Oui. La victime peut faire une demande d’indemnisation via le SARVI (Service d’Aide au Recouvrement des Victimes d’Infractions) ou la CIVI (Commission d’Indemnisation des Victimes d’Infractions), même si l’auteur des violences n’a pas été identifié ou est insolvable. Ces dispositifs publics permettent d’obtenir une indemnisation rapide pour couvrir les frais médicaux et le préjudice moral, sous réserve de fournir les preuves nécessaires (certificat médical, témoignages, etc.).
Quel est le délai pour déposer plainte après une agression lors d’un match sportif ?
La victime dispose d’un délai de 6 ans à partir de la date des faits pour déposer plainte, conformément à l’article 8 du Code de procédure pénale. Cependant, il est fortement recommandé d’agir rapidement pour préserver les preuves (certificat médical, témoignages, vidéos) et faciliter l’enquête des forces de l’ordre.
Comment prouver une agression lors d’un match sportif ?
Pour prouver une agression, la victime doit rassembler des preuves tangibles : un certificat médical initial (établi dans les 48 heures) décrivant les blessures et l’ITT, des témoignages écrits (joueurs, arbitres, spectateurs), des vidéos ou photos si disponibles, et un procès-verbal des forces de l’ordre. Ces éléments sont essentiels pour établir la matérialité des faits et évaluer le préjudice.
Quelles sont les sanctions pour un joueur agressif lors d’un match sportif ?
Un joueur agressif peut être condamné à des sanctions pénales (jusqu’à 3 ans de prison et 45 000 € d’amende pour des violences avec ITT > 8 jours) et à des sanctions sportives (suspension temporaire ou définitive, exclusion du club, amendes). Les fédérations sportives peuvent également infliger des mesures disciplinaires complémentaires.
Peut-on obtenir une indemnisation pour un préjudice moral après une agression sportive ?
Oui. La victime peut demander une indemnisation pour préjudice moral via le SARVI, la CIVI ou une action civile séparée. Le montant dépend de l’évaluation du préjudice et des preuves fournies (certificat médical de consolidation, témoignages, etc.). Une assistance juridique est recommandée pour maximiser ses chances.

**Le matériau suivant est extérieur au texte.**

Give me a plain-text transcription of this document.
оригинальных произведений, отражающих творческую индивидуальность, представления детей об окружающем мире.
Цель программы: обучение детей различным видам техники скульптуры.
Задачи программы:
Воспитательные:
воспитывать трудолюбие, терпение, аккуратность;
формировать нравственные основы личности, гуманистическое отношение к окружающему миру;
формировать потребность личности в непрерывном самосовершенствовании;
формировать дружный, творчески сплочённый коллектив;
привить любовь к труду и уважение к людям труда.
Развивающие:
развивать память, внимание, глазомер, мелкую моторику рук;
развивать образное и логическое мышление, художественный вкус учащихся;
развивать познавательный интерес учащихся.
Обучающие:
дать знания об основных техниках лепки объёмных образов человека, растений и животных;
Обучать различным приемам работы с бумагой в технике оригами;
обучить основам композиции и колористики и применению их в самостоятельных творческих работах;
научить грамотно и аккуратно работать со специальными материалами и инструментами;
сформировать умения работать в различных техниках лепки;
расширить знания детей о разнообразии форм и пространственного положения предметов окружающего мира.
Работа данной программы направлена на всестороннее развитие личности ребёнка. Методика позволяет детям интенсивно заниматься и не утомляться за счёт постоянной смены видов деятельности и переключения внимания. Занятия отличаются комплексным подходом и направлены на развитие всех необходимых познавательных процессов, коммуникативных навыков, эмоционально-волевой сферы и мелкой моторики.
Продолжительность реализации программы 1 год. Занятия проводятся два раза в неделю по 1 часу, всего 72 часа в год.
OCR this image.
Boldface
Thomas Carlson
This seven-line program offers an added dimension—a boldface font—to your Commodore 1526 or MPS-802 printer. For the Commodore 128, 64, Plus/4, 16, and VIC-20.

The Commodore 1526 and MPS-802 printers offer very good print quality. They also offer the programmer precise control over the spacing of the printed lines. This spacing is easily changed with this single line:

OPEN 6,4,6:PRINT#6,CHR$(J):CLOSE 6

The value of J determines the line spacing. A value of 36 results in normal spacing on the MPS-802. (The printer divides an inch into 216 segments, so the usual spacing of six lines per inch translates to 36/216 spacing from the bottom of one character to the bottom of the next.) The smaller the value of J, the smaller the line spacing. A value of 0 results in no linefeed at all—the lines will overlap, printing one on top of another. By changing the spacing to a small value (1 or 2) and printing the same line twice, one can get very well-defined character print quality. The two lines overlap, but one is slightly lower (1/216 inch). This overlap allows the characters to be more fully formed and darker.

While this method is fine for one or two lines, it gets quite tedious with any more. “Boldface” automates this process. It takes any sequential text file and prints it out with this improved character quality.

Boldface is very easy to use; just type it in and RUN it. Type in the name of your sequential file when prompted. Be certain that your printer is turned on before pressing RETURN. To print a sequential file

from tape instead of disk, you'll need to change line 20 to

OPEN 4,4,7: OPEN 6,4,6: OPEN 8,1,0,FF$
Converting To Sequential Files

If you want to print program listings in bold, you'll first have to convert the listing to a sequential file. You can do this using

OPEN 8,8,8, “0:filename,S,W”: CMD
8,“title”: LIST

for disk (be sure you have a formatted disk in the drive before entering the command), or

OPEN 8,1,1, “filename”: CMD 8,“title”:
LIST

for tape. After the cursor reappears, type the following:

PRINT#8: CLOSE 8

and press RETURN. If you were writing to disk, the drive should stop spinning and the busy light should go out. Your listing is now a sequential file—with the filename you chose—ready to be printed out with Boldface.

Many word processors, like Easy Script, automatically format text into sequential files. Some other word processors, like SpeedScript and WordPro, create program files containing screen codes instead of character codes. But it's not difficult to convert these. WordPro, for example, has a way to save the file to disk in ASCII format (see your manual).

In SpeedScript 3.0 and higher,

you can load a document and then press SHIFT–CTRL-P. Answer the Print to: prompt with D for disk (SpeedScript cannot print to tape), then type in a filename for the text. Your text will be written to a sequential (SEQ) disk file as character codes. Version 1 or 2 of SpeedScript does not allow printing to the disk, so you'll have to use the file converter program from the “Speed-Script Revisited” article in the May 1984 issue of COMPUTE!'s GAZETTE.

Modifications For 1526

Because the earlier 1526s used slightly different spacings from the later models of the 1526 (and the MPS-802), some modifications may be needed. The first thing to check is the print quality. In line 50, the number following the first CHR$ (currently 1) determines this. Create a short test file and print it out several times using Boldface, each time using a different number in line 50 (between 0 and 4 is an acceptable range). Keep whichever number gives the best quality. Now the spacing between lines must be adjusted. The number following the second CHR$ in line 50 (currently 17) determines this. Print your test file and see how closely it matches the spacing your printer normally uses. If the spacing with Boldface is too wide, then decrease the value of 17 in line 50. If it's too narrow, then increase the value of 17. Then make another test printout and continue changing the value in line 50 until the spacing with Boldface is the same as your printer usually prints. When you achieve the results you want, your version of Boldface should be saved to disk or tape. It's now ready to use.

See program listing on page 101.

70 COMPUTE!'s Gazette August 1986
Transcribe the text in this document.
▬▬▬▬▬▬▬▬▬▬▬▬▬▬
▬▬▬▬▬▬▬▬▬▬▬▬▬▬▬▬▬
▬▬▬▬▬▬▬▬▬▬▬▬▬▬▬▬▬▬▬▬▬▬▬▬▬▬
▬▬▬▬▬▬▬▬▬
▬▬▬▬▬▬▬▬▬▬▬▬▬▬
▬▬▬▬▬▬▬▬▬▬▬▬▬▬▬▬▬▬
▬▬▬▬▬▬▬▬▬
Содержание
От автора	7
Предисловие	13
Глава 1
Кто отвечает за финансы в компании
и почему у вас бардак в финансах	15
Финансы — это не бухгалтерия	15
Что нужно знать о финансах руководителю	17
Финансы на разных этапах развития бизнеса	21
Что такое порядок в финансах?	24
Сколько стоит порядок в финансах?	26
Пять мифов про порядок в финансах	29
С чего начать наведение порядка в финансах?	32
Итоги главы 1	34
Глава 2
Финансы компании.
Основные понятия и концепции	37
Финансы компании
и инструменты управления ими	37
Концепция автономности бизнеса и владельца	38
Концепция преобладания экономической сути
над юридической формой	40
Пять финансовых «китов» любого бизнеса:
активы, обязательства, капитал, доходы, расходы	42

Comment choisir un avocat spécialisé dans les violences sportives ?
Pour choisir un avocat, privilégiez son expérience dans les affaires de violences sportives, sa proximité géographique et ses honoraires. Vous pouvez consulter l’Ordre des avocats de votre région, des associations d’aide aux victimes (comme l’INAVEM) ou des plateformes en ligne comme avocat.fr pour comparer les profils et trouver un professionnel adapté à votre situation.